Translates text while preserving meaning and formatting.

translator = agents.TranslatorAgent(target_language="Spanish", preserve_formatting=True)
result = await translator.run(english_text)

Defaults: name="translator", model="claude-haiku-4-5-20251001", target_language="English"


SQLAgent

Generates safe, optimized SQL from natural language. Never produces unparameterized queries.

sql_agent = agents.SQLAgent(
    dialect="PostgreSQL",
    schema="users(id, email, created_at), orders(id, user_id, total)",
)
result = await sql_agent.run("Find the top 10 users by total order value in the last 30 days")
# Returns JSON: sql, params, risk, explanation, requires_review

Defaults: name="sql_agent", model="claude-sonnet-4-6", risk=EXTERNAL_IO

Flags any data-modifying query as requires_review=true.


APIAgent

Composes REST API calls from task descriptions.

api_agent = agents.APIAgent(tools=[my_http_tool])
result = await api_agent.run("Get the current weather for San Francisco")
# Returns JSON: method, url, headers, body, expected_status, risk

Defaults: name="api_agent", role=executor, risk=EXTERNAL_IO


DebugAgent

Root-cause analysis and fix generation for bugs and errors.

debugger = agents.DebugAgent()
result = await debugger.run(f"Error: {traceback}\n\nCode:\n{code}")
# Returns JSON: root_cause, confidence, fix, explanation, prevention

Defaults: name="debugger", role=executor


AuditorAgent

Compliance auditor for SOC 2, HIPAA, GDPR, and other regulatory frameworks.

auditor = agents.AuditorAgent(framework="HIPAA")
result = await auditor.run(f"Review this data handling policy:\n{policy_text}")
# Returns JSON: compliant, findings[{control, severity, description, remediation}], summary

Defaults: name="auditor", role=critic, framework="SOC 2", policy="regulated"


ReporterAgent

Compiles raw data and analysis into a professional, structured report.

reporter = agents.ReporterAgent(format="markdown")
result = await reporter.run(f"Data: {analysis}\nContext: {context}")

Defaults: name="reporter", role=executor, format="markdown"


TeacherAgent

Explains concepts clearly, calibrated to the audience.
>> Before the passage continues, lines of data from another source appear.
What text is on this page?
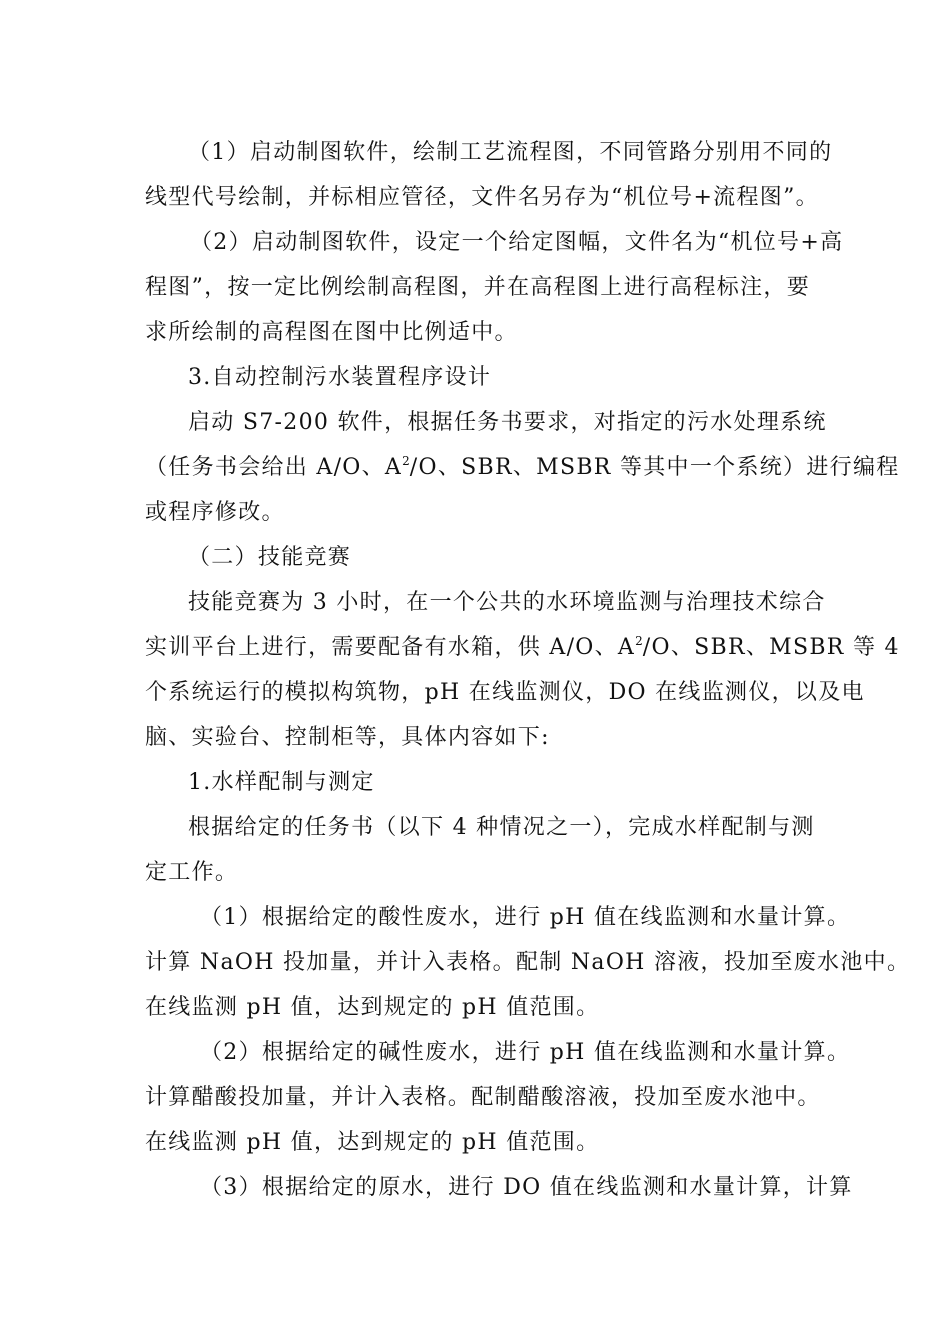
（1）启动制图软件，绘制工艺流程图，不同管路分别用不同的
线型代号绘制，并标相应管径，文件名另存为“机位号+流程图”。
（2）启动制图软件，设定一个给定图幅，文件名为“机位号+高
程图”，按一定比例绘制高程图，并在高程图上进行高程标注，要
求所绘制的高程图在图中比例适中。
3.自动控制污水装置程序设计
启动 S7-200 软件，根据任务书要求，对指定的污水处理系统
（任务书会给出 A/O、$A^2/O$、SBR、MSBR 等其中一个系统）进行编程
或程序修改。
（二）技能竞赛
技能竞赛为 3 小时，在一个公共的水环境监测与治理技术综合
实训平台上进行，需要配备有水箱，供 A/O、$A^2/O$、SBR、MSBR 等 4
个系统运行的模拟构筑物，pH 在线监测仪，DO 在线监测仪，以及电
脑、实验台、控制柜等，具体内容如下:
1.水样配制与测定
根据给定的任务书（以下 4 种情况之一），完成水样配制与测
定工作。
（1）根据给定的酸性废水，进行 pH 值在线监测和水量计算。
计算 NaOH 投加量，并计入表格。配制 NaOH 溶液，投加至废水池中。
在线监测 pH 值，达到规定的 pH 值范围。
（2）根据给定的碱性废水，进行 pH 值在线监测和水量计算。
计算醋酸投加量，并计入表格。配制醋酸溶液，投加至废水池中。
在线监测 pH 值，达到规定的 pH 值范围。
（3）根据给定的原水，进行 DO 值在线监测和水量计算，计算
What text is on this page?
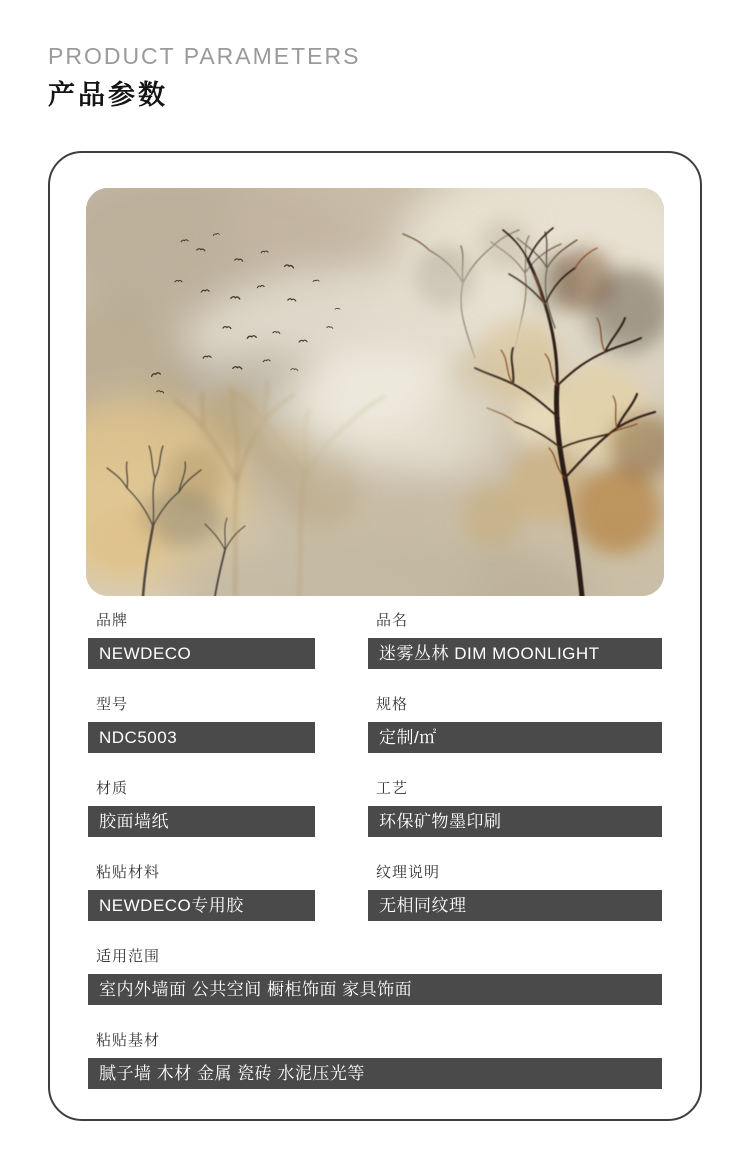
PRODUCT PARAMETERS
产品参数
品牌
NEWDECO
品名
迷雾丛林 DIM MOONLIGHT
型号
NDC5003
规格
定制/㎡
材质
胶面墙纸
工艺
环保矿物墨印刷
粘贴材料
NEWDECO专用胶
纹理说明
无相同纹理
适用范围
室内外墙面 公共空间 橱柜饰面 家具饰面
粘贴基材
腻子墙 木材 金属 瓷砖 水泥压光等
Ends with comprehension-check questions.

teacher = agents.TeacherAgent(audience="junior developer")
result = await teacher.run("Explain database indexing")

Defaults: name="teacher", role=researcher, audience="intermediate developer"


NegotiatorAgent

Strategy, talking points, and compromise positions using the Harvard Principled Negotiation framework.

negotiator = agents.NegotiatorAgent()
result = await negotiator.run("We need to negotiate a software license renewal...")

OrchestratorAgent

High-level coordinator that routes tasks and synthesises results. Uses Opus by default.

orchestrator = agents.OrchestratorAgent()
result = await orchestrator.run("Coordinate: research X, code Y, review Z")

Defaults: name="orchestrator", model="claude-opus-4-7", role=orchestrator


GuardianAgent

Safety and policy enforcement layer. Blocks actions violating privacy, ethics, or policy.

guardian = agents.GuardianAgent()
result = await guardian.run(f"Proposed action: {action_description}")
# Returns JSON: {"verdict": "allow"|"block"|"escalate", "reason": "...", "risk_tier": 1-4}

Defaults: name="guardian", model="claude-haiku-4-5-20251001", policy="regulated"

Use as an output guardrail in a team's supervised pattern, or call directly before any sensitive action.